F-Theorem without Supersymmetry
Igor R. Klebanov, Silviu S. Pufu, Benjamin R. Safdi
TL;DR
The paper provides non-supersymmetric tests of the F-theorem in three dimensions by analyzing perturbative RG flows of slightly relevant operators, large-N double-trace deformations, and free or CS-type theories on S^3. It derives a perturbative relation between the sphere free energy F and the beta function, demonstrates monotonic decrease of the rescaled quantity $\tilde F$ along RG flows, and extends the analysis to various concrete examples including O(N) vector models and fermionic double-trace deformations.

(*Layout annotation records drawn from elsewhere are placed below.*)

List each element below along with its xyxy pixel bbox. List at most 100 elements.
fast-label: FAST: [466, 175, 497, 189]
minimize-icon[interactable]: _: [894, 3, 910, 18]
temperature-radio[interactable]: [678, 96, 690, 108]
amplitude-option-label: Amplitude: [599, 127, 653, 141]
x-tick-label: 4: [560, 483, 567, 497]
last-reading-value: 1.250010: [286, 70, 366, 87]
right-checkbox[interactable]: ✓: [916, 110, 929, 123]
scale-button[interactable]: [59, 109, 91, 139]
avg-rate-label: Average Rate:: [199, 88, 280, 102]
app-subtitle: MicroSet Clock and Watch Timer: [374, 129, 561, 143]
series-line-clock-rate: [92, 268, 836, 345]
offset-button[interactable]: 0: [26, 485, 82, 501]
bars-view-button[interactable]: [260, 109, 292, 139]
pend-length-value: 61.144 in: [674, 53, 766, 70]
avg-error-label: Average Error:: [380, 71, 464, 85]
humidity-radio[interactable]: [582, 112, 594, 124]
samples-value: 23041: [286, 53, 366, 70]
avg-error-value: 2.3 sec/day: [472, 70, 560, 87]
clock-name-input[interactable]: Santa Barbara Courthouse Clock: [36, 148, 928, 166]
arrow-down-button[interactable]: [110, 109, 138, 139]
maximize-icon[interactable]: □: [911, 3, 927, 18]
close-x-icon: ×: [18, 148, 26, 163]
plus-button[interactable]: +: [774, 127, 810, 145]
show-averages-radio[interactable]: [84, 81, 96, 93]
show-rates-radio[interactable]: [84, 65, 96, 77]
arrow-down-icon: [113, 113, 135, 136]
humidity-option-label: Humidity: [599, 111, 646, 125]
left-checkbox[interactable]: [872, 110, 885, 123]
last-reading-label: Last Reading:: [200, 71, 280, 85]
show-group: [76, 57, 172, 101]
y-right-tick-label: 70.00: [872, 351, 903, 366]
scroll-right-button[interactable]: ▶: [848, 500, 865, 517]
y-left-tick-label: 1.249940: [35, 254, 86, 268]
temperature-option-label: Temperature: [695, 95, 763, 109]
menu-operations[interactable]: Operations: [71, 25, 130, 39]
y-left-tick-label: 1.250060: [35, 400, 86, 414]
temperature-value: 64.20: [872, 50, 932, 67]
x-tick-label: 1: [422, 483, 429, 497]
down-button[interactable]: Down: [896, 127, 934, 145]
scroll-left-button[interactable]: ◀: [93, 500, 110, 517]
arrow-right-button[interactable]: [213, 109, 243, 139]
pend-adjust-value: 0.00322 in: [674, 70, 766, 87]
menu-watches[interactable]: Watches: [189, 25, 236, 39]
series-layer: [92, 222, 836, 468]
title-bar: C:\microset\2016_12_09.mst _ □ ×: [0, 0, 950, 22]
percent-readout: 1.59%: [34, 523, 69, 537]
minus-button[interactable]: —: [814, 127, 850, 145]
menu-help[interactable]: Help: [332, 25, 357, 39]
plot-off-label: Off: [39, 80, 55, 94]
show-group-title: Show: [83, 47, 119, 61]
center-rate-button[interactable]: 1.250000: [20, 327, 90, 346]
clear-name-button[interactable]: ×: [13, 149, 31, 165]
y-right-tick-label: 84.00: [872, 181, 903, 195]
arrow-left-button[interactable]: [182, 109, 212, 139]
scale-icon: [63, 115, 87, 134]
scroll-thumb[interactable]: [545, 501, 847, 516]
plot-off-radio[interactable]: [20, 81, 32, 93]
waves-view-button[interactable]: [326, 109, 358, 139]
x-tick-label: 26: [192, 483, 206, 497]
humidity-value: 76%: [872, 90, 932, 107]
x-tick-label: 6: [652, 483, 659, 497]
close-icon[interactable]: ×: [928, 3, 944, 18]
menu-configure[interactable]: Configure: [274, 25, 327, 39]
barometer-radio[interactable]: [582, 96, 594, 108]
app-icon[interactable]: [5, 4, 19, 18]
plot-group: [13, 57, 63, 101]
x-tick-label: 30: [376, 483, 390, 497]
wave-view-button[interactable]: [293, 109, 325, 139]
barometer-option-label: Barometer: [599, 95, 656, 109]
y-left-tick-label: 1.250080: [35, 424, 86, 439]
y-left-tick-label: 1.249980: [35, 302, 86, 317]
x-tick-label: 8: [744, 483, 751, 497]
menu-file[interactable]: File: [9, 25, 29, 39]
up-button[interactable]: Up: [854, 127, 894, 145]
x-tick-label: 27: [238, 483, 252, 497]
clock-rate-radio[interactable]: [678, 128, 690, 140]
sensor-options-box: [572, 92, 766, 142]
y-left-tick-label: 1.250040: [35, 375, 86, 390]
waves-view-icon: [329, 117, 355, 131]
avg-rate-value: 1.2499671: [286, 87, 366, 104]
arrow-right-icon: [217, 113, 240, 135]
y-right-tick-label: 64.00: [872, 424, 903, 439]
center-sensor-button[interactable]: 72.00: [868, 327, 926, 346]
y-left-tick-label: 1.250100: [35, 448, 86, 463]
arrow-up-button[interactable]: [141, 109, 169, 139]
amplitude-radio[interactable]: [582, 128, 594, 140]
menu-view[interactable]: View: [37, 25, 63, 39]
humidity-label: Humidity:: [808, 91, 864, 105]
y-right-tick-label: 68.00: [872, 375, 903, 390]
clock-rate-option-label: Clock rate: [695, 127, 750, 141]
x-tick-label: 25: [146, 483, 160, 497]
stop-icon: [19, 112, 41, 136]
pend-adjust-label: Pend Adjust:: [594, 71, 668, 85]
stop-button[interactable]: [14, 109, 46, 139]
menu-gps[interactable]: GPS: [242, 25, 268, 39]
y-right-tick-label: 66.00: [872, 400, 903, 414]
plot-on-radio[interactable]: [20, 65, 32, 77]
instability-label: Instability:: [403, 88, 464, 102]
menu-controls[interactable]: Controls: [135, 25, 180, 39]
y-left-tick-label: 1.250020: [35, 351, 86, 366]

Explicit calculations for free conformal fields and CS theories yield quantitative checks consistent with F-theorem expectations, while the discussion of a coupling-space metric hints at a broader, gradient-flow structure. The work thus strengthens evidence for the F-theorem beyond SUSY contexts and suggests a framework for its potential nonperturbative proof in odd dimensions, with analogous behavior in $(-1)^{(d-1)/2}\log|Z|$ across $S^d$.
Abstract
The conjectured F-theorem for three-dimensional field theories states that the finite part of the free energy on S^3 decreases along RG trajectories and is stationary at the fixed points. In previous work various successful tests of this proposal were carried out for theories with {\cal N}=2 supersymmetry. In this paper we perform more general tests that do not rely on supersymmetry. We study perturbatively the RG flows produced by weakly relevant operators and show that the free energy decreases monotonically. We also consider large N field theories perturbed by relevant double trace operators, free massive field theories, and some Chern-Simons gauge theories. In all cases the free energy in the IR is smaller than in the UV, consistent with the F-theorem. We discuss other odd-dimensional Euclidean theories on S^d and provide evidence that (-1)^{(d-1)/2} \log |Z| decreases along RG flow; in the particular case d=1 this is the well-known g-theorem.